Department of Internal Medicine (Digestive Diseases), Yale School of Medicine, New Haven, Connecticut, USA.
Department of Medical, Surgical, and Health Sciences, University of Trieste, Trieste, Italy.
Liver Int. 2024 Sep;44(9):2114-2124. doi: 10.1111/liv.15974. Epub 2024 May 31.
Large Language Models (LLMs) are transformer-based neural networks with billions of parameters trained on very large text corpora from diverse sources. LLMs have the potential to improve healthcare due to their capability to parse complex concepts and generate context-based responses. The interest in LLMs has not spared digestive disease academics, who have mainly investigated foundational LLM accuracy, which ranges from 25% to 90% and is influenced by the lack of standardized rules to report methodologies and results for LLM-oriented research. In addition, a critical issue is the absence of a universally accepted definition of accuracy, varying from binary to scalar interpretations, often tied to grader expertise without reference to clinical guidelines. We address strategies and challenges to increase accuracy. In particular, LLMs can be infused with domain knowledge using Retrieval Augmented Generation (RAG) or Supervised Fine-Tuning (SFT) with reinforcement learning from human feedback (RLHF). RAG faces challenges with in-context window limits and accurate information retrieval from the provided context. SFT, a deeper adaptation method, is computationally demanding and requires specialized knowledge. LLMs may increase patient quality of care across the field of digestive diseases, where physicians are often engaged in screening, treatment and surveillance for a broad range of pathologies for which in-context learning or SFT with RLHF could improve clinical decision-making and patient outcomes. However, despite their potential, the safe deployment of LLMs in healthcare still needs to overcome hurdles in accuracy, suggesting a need for strategies that integrate human feedback with advanced model training.

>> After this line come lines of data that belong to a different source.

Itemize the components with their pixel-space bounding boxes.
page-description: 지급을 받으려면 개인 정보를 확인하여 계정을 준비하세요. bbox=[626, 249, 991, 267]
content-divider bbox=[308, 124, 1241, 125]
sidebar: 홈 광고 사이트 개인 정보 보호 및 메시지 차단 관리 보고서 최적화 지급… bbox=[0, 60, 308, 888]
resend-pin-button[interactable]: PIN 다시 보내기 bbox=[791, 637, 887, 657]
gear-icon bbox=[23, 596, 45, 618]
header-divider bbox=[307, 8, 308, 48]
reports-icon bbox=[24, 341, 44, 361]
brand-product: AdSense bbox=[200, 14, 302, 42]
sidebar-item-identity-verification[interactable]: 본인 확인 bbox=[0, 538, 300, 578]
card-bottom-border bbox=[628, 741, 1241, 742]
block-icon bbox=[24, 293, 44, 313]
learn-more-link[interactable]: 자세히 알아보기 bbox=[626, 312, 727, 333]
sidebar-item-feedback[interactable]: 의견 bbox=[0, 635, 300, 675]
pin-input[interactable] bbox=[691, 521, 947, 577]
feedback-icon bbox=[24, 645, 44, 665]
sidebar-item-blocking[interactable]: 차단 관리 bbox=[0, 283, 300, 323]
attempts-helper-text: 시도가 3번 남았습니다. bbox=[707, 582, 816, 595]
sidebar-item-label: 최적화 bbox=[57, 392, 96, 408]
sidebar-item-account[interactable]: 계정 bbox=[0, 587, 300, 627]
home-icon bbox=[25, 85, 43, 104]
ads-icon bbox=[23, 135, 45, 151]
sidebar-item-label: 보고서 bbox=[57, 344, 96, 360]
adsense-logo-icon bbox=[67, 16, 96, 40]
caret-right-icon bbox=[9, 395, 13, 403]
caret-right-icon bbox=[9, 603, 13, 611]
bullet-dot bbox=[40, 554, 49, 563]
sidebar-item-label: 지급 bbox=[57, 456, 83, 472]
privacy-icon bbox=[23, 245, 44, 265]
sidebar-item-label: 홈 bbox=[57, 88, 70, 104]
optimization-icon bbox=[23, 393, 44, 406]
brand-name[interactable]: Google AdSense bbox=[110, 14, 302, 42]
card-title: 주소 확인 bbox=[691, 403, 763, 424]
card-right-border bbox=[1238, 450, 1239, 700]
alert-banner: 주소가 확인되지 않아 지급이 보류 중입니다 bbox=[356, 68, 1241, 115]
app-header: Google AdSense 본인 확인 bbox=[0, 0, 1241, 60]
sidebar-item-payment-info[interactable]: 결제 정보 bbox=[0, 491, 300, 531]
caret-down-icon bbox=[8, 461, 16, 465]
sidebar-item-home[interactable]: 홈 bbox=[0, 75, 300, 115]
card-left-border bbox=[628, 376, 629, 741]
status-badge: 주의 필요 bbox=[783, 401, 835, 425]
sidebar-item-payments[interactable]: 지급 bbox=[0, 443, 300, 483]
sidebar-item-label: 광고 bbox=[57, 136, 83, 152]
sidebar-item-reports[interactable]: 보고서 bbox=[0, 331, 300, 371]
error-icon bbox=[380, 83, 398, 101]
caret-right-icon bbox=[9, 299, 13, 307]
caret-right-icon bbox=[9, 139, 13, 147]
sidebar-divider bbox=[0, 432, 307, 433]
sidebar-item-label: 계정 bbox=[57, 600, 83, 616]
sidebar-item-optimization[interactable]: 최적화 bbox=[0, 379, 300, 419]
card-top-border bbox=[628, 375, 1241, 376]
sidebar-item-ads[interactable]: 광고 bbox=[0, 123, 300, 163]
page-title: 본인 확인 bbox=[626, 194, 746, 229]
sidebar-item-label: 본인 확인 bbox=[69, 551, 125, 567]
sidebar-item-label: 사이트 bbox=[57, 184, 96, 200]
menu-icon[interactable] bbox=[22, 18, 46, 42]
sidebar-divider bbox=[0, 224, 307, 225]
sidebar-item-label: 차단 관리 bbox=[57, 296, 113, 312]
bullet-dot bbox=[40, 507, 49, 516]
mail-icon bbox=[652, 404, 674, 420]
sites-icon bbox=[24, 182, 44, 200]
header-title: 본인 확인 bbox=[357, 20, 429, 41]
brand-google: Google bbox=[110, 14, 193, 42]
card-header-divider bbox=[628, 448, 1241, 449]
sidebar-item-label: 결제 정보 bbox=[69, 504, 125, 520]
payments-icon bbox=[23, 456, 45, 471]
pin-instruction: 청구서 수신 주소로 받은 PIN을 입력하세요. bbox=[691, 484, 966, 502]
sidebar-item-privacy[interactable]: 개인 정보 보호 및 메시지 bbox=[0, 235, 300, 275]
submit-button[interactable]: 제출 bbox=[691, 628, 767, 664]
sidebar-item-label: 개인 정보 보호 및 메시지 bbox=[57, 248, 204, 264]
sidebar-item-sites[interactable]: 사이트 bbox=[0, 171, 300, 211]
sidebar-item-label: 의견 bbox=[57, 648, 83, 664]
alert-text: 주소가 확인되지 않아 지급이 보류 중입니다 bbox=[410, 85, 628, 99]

大型语言模型(LLMs)是基于转换器的神经网络,在来自不同来源的非常大的文本语料库上进行了数十亿个参数的训练。由于其解析复杂概念和生成基于上下文的响应的能力,LLMs 有可能改善医疗保健。LLMs 引起了消化病学学者的兴趣,他们主要研究基础 LLM 的准确性,其范围从 25%到 90%,并且受到缺乏标准化规则来报告面向 LLM 的研究方法和结果的影响。此外,一个关键问题是缺乏普遍接受的准确性定义,从二进制到标量解释不等,通常与评分员的专业知识有关,而没有参考临床指南。我们解决了提高准确性的策略和挑战。特别是,可以使用检索增强生成(RAG)或基于人类反馈的监督微调(SFT)和强化学习将领域知识注入到 LLM 中。RAG 面临上下文窗口限制和从提供的上下文中准确检索信息的挑战。SFT 是一种更深层次的适应方法,计算要求高,需要专门的知识。LLMs 可以提高整个消化疾病领域的患者护理质量,在该领域,医生通常参与广泛病理的筛查、治疗和监测,对于这些病理,上下文学习或具有 RLHF 的 SFT 可以改善临床决策和患者预后。然而,尽管它们具有潜力,但在医疗保健中安全部署 LLM 仍然需要克服准确性方面的障碍,这表明需要将人类反馈与先进的模型训练相结合的策略。